¿Qué implica la nueva era del espionaje para el trabajo de los periodistas de investigación? El año pasado, me preparaba para volar desde Londres a un país de Oriente Medio con el objetivo de cubrir una información sensible. No me preocupaba mi propia seguridad, pero ahora tengo que tomar medidas especiales para proteger la seguridad de mis datos.
Había descartado utilizar mi ordenador portátil y mi teléfono móvil personales, así que opté por comprar un teléfono completamente nuevo. Me aseguré de no iniciar ninguna sesión desde mis cuentas y de no guardar ningún número en la libreta de contactos. Antes de partir, creé una dirección de correo electrónico temporal expresamente para este viaje, para que mis fuentes pudieran ponerse en contacto conmigo.
Hasta hace poco, la contrainteligencia era un asunto de los periodistas de investigación especializados en seguridad nacional o que trabajaban con contactos que les pasaban información confidencial. Sin embargo, estas tácticas son cada vez más necesarias en todos los ámbitos.
Para aquellos que estén dispuestos a pagar el precio, es cada vez más fácil contratar a hackers o acceder a software de espionaje de nivel gubernamental, y los periodistas nunca hemos sido tan vulnerables a que la identidad de nuestras fuentes quede al descubierto o a que nuestros proyectos se vean amenazados por las mismas personas que no quieren que sus secretos más oscuros salgan a la luz. Todos aquellos que crean en la importancia del periodismo de investigación que obliga a los poderosos a rendir cuentas deberían estar preocupados por esta emergencia mundial.
Cuando The Guardian se puso en contacto conmigo para informarme de que mi número de teléfono figuraba en una lista de datos filtrados, supuestamente seleccionado por Emiratos Árabes Unidos, no me sorprendió.

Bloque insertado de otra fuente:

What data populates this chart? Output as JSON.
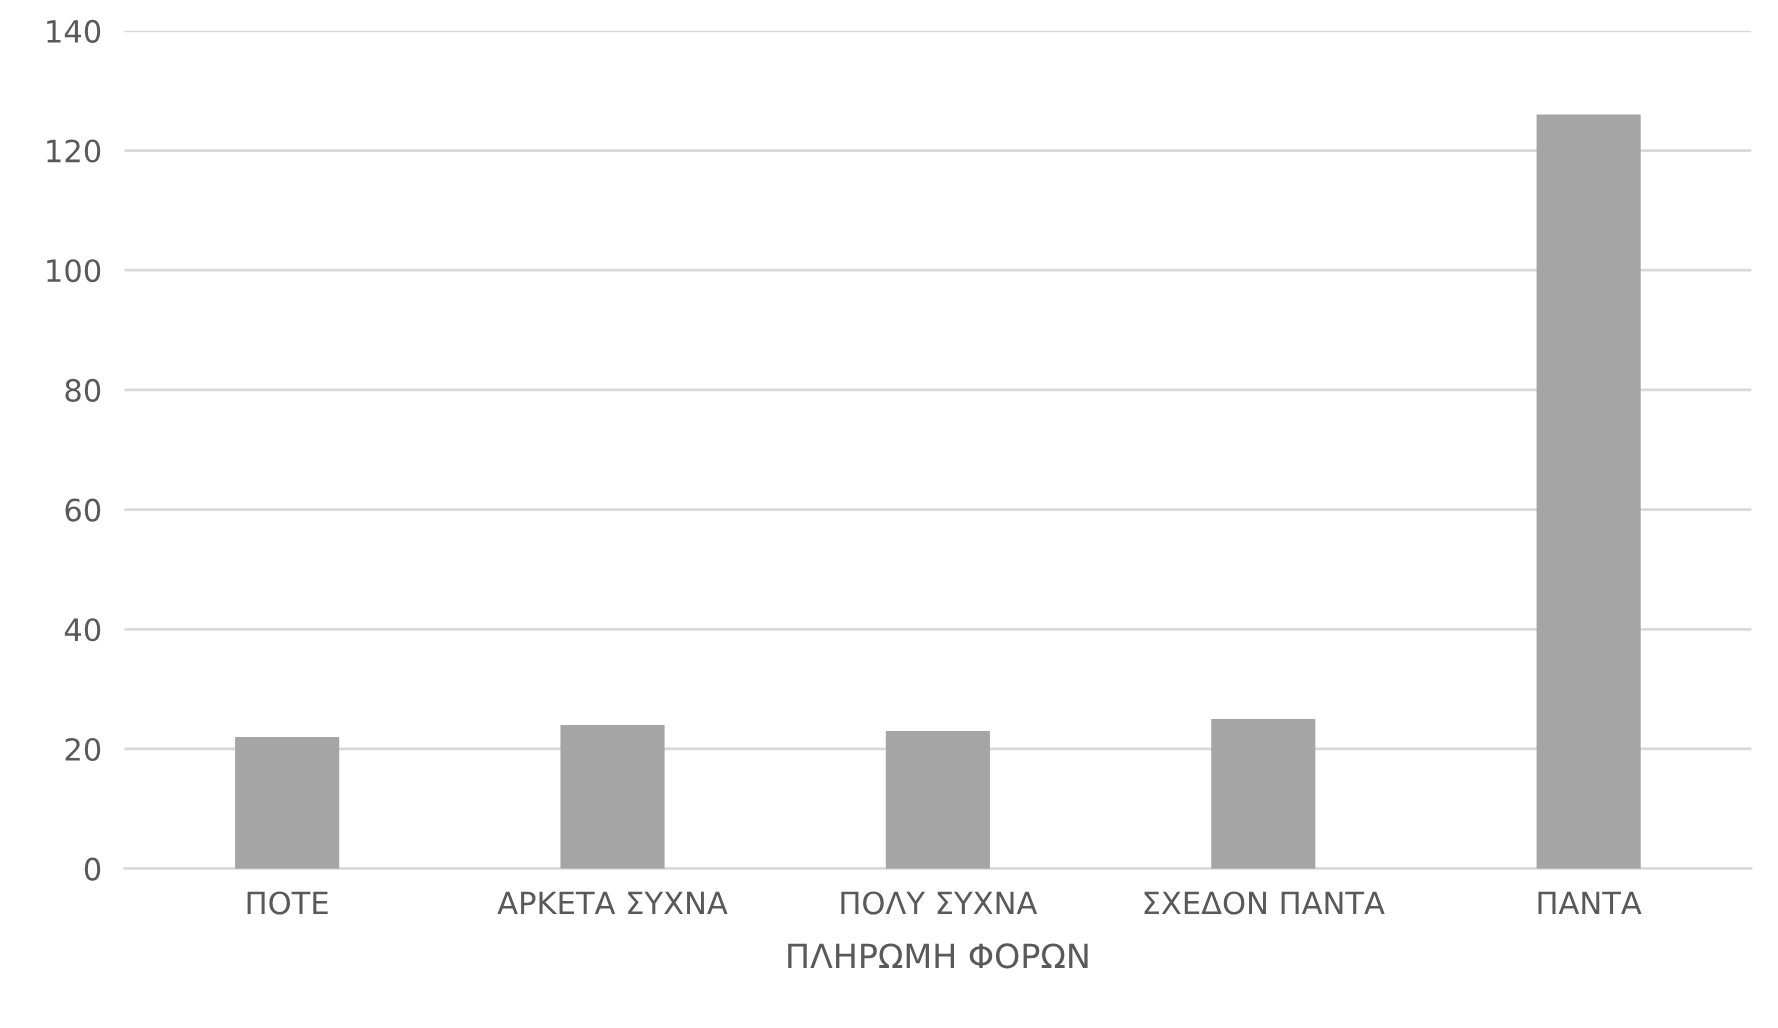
{
  "chart_data": {
    "type": "bar",
    "xlabel": "ΠΛΗΡΩΜΗ ΦΟΡΩΝ",
    "categories": [
      "ΠΟΤΕ",
      "ΑΡΚΕΤΑ ΣΥΧΝΑ",
      "ΠΟΛΥ ΣΥΧΝΑ",
      "ΣΧΕΔΟΝ ΠΑΝΤΑ",
      "ΠΑΝΤΑ"
    ],
    "values": [
      22,
      24,
      23,
      25,
      126
    ],
    "color": "#a5a5a5",
    "ylim": [
      0,
      140
    ],
    "yticks": [
      0,
      20,
      40,
      60,
      80,
      100,
      120,
      140
    ],
    "grid": "y"
  }
}
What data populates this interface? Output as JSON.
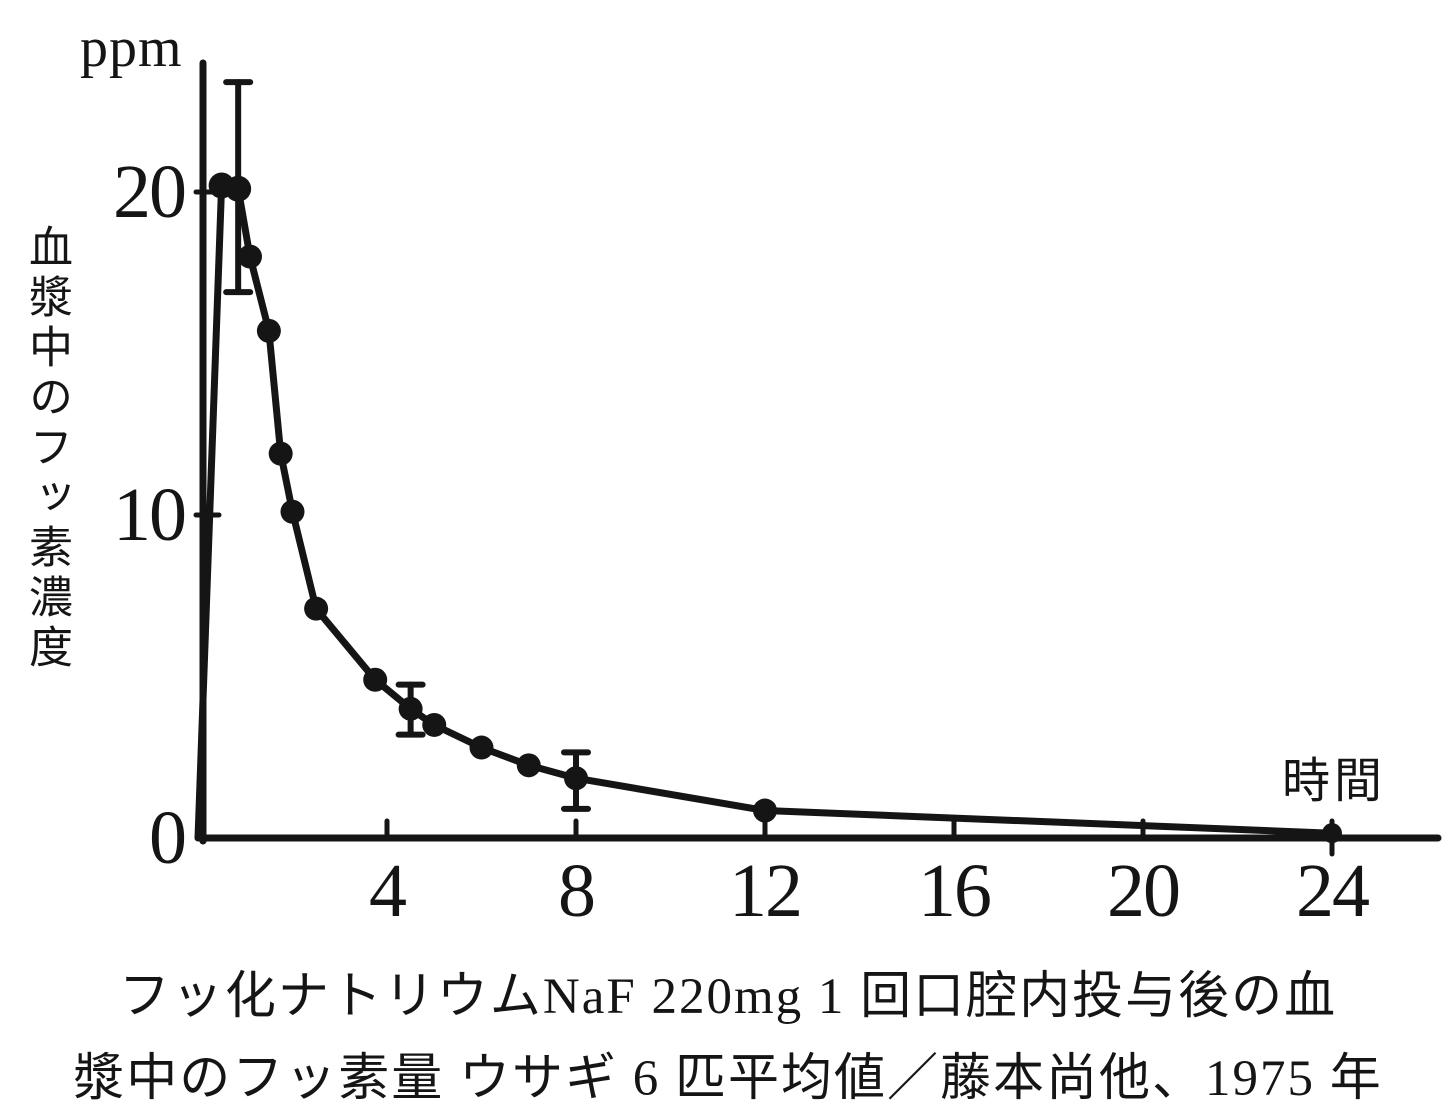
{
  "page": {
    "background": "#ffffff",
    "ink": "#151515"
  },
  "chart_data": {
    "type": "line",
    "style": "scanned black-ink pharmacokinetic curve with filled dots and error bars",
    "y_unit_label": "ppm",
    "y_axis_title": "血漿中のフッ素濃度",
    "x_axis_title": "時間",
    "x_ticks": [
      4,
      8,
      12,
      16,
      20,
      24
    ],
    "y_ticks": [
      0,
      10,
      20
    ],
    "x_range": [
      0,
      26.2
    ],
    "y_range": [
      0,
      24.5
    ],
    "grid": "off",
    "legend": "none",
    "line_starts_at_origin": true,
    "points": [
      {
        "x": 0.5,
        "y": 20.2
      },
      {
        "x": 0.85,
        "y": 20.1,
        "err_up": 3.3,
        "err_dn": 3.2
      },
      {
        "x": 1.1,
        "y": 18.0
      },
      {
        "x": 1.5,
        "y": 15.7
      },
      {
        "x": 1.75,
        "y": 11.9
      },
      {
        "x": 2.0,
        "y": 10.1
      },
      {
        "x": 2.5,
        "y": 7.1
      },
      {
        "x": 3.75,
        "y": 4.9
      },
      {
        "x": 4.5,
        "y": 4.0,
        "err_up": 0.75,
        "err_dn": 0.8
      },
      {
        "x": 5.0,
        "y": 3.5
      },
      {
        "x": 6.0,
        "y": 2.8
      },
      {
        "x": 7.0,
        "y": 2.25
      },
      {
        "x": 8.0,
        "y": 1.85,
        "err_up": 0.8,
        "err_dn": 0.95
      },
      {
        "x": 12.0,
        "y": 0.85
      },
      {
        "x": 24.0,
        "y": 0.15
      }
    ],
    "caption_line1": "フッ化ナトリウムNaF 220mg 1 回口腔内投与後の血",
    "caption_line2": "漿中のフッ素量 ウサギ 6 匹平均値／藤本尚他、1975 年"
  }
}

Cuando trabajaba para el Wall Street Journal, un compañero y yo ya avanzamos en nuestro libro Blood and Oil: Mohammed bin Salman's Ruthless Quest for Global Power (Sangre y petróleo: la lucha despiadada de Mohammed bin Salmán por el poder mundial) que el vecino más pequeño de Arabia Saudí, Emiratos Árabes Unidos, había comprado un mínimo de tres licencias de software de espionaje a una empresa israelí llamada NSO, para que sus agencias gubernamentales pudieran utilizar este potente programa de espionaje.
Llevo años informando sobre cuestiones delicadas de EAU, especialmente sobre lo relacionado con el escándalo del 1MBD (1Malasia Development Berhad), que afecta a un miembro de la familia real de Abu Dhabi, al embajador de EAU en Estados Unidos y a dos de sus fondos soberanos. Ya no tengo el número de teléfono que aparece en el registro filtrado, por lo que no puedo entregar el dispositivo para el análisis forense, que sería la única forma de saber si hubo un intento de hackeo o llegaron a hackearme con el programa espía Pegasus de NSO.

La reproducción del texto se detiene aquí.